LA TRASPOSIZIONE GIORNALISTICA

Ebbene, la vicenda Sarti, chiamiamola così, è approdata oggi, giovedì 28 febbraio 2018, con richiami e richiamini di articoli destinati all’interno sulle prime pagine di 7 dei 18 giornali che ho potuto consultare con la rassegna stampa del Senato della Repubblica, più completa e cronologicamente tempestiva di quella della Camera. Ieri le prime pagine, sempre a suon di richiami, erano state ancora di meno: 4 su 18. Più grandi o diffusi sono i giornali, più grande o assordante è stato il silenzio delle loro vetrine.

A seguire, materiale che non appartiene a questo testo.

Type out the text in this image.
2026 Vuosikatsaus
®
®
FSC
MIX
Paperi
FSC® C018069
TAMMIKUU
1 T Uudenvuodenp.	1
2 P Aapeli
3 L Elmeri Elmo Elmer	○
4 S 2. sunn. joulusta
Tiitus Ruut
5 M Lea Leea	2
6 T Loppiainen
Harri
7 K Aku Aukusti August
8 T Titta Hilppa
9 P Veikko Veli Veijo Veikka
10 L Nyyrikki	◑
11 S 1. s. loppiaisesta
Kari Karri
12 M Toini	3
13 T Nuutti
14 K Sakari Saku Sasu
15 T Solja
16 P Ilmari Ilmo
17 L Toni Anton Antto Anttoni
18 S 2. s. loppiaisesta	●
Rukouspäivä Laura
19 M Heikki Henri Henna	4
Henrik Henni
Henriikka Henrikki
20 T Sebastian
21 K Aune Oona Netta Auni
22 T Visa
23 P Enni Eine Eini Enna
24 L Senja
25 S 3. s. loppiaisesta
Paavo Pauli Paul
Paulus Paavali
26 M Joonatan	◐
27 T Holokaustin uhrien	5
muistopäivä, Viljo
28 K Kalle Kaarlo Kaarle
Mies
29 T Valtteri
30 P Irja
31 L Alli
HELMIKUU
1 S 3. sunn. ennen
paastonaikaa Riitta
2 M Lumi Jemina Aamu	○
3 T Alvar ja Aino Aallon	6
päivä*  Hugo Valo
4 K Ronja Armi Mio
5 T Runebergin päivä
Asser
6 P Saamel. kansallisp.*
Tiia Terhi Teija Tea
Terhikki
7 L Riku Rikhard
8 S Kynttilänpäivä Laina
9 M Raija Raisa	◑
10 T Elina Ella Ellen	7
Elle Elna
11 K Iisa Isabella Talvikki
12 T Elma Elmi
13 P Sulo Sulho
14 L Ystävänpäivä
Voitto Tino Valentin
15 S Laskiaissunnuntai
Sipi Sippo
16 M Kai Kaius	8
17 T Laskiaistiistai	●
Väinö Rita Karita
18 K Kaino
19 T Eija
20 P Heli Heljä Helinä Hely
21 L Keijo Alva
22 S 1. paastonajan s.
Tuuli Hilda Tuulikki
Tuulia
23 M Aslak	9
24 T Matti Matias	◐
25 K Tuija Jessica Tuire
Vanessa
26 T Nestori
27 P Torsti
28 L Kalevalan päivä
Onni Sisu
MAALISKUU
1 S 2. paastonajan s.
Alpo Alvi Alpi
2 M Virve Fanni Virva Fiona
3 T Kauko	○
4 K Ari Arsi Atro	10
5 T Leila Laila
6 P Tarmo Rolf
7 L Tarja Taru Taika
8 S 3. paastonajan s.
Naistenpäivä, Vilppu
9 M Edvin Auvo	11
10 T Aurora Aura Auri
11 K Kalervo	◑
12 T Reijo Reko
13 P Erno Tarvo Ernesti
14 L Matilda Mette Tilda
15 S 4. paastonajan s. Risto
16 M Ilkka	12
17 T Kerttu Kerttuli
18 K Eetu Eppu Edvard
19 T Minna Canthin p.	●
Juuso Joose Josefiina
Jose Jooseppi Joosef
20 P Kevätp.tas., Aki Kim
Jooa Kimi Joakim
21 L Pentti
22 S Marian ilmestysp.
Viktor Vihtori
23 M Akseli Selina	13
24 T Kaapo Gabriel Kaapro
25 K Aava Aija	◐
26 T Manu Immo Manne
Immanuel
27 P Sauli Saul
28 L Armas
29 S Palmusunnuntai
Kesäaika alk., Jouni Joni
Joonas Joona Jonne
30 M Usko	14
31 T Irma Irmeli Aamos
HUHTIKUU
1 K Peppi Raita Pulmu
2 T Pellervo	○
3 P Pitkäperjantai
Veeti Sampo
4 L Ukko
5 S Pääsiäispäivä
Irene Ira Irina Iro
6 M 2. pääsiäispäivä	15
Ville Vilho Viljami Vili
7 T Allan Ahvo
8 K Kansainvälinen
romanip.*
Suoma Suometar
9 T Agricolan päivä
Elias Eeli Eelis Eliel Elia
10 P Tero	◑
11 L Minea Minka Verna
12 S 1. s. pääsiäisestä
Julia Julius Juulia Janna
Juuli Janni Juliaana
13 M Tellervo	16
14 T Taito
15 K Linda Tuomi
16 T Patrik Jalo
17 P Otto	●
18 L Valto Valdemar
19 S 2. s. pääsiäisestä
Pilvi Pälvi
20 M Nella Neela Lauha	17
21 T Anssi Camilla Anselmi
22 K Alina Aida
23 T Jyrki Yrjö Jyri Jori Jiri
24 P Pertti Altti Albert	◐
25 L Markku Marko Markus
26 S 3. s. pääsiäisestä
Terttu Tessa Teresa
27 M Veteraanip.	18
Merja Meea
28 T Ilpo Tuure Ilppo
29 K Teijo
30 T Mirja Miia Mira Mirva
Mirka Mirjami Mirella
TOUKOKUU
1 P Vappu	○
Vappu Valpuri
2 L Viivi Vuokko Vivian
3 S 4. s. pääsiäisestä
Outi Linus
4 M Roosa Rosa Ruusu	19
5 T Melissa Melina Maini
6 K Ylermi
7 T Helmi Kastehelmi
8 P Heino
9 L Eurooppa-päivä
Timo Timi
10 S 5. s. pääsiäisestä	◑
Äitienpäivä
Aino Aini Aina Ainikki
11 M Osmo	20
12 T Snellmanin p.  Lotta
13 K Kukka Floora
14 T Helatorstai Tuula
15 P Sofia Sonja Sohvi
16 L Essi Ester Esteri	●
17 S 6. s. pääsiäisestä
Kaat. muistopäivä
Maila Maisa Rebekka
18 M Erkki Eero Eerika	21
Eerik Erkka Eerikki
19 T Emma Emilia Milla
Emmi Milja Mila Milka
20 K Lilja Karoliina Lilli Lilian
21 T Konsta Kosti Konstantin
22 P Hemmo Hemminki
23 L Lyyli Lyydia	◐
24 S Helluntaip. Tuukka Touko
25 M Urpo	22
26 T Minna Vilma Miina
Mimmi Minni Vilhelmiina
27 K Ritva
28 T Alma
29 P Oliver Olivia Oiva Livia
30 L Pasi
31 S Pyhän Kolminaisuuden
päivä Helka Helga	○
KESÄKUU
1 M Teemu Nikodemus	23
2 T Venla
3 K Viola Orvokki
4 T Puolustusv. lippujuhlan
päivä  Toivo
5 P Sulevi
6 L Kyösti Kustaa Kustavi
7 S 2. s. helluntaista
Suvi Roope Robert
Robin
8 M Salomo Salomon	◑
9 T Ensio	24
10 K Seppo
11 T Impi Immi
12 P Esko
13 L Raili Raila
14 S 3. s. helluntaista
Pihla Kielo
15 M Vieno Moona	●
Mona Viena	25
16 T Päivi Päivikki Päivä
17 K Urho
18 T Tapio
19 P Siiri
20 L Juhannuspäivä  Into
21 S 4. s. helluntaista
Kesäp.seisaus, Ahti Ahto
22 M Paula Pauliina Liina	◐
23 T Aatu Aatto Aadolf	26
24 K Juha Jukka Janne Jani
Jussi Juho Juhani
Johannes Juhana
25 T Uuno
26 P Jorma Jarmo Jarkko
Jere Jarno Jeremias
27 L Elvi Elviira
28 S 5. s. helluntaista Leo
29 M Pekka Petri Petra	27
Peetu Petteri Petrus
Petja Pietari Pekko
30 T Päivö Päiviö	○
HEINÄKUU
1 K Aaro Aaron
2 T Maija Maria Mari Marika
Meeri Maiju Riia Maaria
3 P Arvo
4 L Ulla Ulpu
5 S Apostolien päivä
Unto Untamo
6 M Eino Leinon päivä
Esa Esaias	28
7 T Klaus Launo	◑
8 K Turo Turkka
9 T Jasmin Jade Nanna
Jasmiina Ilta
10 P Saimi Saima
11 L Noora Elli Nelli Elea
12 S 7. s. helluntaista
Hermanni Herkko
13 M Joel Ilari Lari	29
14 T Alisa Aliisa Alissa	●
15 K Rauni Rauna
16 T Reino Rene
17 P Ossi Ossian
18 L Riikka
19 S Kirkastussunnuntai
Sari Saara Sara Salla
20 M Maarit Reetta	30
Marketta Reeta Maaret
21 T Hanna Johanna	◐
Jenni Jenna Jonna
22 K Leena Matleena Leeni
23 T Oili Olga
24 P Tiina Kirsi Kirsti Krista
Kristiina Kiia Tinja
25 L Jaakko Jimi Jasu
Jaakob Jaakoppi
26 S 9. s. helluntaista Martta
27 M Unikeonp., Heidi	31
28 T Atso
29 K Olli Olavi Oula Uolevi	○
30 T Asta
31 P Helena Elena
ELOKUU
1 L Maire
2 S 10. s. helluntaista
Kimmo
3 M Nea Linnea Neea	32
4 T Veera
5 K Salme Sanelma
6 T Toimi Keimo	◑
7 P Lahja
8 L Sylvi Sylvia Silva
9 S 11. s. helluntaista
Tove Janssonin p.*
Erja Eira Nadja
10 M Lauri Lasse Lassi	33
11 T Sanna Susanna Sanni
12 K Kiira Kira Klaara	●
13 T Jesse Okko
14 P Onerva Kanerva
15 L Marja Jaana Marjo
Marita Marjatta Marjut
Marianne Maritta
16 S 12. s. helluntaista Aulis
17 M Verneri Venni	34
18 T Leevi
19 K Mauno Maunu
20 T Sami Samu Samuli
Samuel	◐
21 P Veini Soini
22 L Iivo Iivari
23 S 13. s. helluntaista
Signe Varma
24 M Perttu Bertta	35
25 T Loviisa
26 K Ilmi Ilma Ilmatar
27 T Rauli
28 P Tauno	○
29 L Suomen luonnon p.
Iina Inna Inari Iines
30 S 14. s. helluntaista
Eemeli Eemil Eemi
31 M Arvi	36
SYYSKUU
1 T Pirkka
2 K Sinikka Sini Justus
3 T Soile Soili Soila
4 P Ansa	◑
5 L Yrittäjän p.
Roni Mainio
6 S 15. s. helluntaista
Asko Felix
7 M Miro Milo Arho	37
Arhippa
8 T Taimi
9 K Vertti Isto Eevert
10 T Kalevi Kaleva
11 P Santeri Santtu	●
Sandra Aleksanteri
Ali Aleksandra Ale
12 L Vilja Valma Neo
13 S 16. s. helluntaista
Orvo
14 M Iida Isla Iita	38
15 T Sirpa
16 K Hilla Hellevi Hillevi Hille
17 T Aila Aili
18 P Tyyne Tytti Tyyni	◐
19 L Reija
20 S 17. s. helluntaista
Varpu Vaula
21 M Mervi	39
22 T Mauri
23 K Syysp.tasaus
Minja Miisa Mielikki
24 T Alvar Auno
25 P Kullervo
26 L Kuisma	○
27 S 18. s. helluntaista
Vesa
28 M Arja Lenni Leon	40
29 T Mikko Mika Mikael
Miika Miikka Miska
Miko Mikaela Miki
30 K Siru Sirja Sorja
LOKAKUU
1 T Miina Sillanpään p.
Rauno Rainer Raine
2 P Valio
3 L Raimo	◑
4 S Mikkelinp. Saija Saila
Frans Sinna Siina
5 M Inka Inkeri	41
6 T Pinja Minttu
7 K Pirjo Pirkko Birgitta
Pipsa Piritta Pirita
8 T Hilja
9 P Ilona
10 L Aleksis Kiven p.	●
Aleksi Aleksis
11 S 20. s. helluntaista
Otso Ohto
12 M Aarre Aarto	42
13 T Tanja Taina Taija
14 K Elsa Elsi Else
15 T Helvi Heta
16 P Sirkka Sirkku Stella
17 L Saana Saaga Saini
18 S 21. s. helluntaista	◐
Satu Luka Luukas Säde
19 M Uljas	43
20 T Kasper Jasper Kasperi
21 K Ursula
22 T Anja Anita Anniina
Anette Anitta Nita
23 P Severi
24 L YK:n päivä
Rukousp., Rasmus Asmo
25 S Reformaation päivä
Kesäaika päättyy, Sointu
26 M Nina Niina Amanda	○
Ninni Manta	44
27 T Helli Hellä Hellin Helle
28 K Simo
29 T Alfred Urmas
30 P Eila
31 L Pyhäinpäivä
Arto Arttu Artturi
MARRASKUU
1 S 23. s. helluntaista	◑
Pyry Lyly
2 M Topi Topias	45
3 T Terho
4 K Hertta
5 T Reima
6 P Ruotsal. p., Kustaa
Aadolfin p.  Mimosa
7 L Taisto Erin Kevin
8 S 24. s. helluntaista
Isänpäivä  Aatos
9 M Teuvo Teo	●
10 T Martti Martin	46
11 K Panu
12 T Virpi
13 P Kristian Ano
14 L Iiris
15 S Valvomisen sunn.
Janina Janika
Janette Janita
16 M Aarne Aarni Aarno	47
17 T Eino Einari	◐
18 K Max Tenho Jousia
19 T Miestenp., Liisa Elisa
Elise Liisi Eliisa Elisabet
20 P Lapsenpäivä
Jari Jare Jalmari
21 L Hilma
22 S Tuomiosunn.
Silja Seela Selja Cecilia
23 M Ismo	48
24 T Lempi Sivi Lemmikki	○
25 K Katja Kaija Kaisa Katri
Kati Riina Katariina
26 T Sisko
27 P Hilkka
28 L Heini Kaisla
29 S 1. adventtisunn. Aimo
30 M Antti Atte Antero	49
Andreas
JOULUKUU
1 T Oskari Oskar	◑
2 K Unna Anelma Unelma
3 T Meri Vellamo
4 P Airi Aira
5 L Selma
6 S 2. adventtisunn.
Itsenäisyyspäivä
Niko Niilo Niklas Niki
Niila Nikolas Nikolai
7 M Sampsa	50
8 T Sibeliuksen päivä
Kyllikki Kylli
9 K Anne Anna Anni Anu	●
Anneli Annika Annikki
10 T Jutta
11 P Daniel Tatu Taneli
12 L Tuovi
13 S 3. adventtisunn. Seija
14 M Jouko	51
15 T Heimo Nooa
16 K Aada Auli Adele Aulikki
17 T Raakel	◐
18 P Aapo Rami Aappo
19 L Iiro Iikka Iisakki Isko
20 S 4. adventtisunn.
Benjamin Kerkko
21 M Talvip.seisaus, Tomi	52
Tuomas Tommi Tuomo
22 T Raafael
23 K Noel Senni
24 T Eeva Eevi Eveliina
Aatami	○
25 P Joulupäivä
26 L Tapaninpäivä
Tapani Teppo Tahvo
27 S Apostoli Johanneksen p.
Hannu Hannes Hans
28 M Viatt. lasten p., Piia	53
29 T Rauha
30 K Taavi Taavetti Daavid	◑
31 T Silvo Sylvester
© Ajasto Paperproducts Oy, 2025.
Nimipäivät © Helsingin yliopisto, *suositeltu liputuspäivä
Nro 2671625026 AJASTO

Detto questo, debbo però riconoscere al giornale generalmente meglio disposto verso i grillini, che è naturalmente Il Fatto Quotidiano diretto da Marco Travaglio, di essere stato il più corrosivo nel trattamento della vicenda. Non vi ha aperto, come si dice in gergo tecnico quando si parla dell’argomento principale proposto ai lettori con la titolazione più vistosa, ma il pur un pò ermetico richiamo -parzialmente in rosso- del caso Sarti a metà della prima pagina è sormontato da una vignetta di Vauro Senesi che non fa certo sconti al movimento delle cinque stelle e al suo capo. “Ora basta!”, grida nel titolo lo stesso Vauro spiegando: “In questa vignetta ci sarebbe dovuto essere Luigi Di Maio…..ma non me la sento di infierire”. E ci mette alla fine “una prece!”. E’ stata così servita anche la cosiddetta grande stampa d’informazione.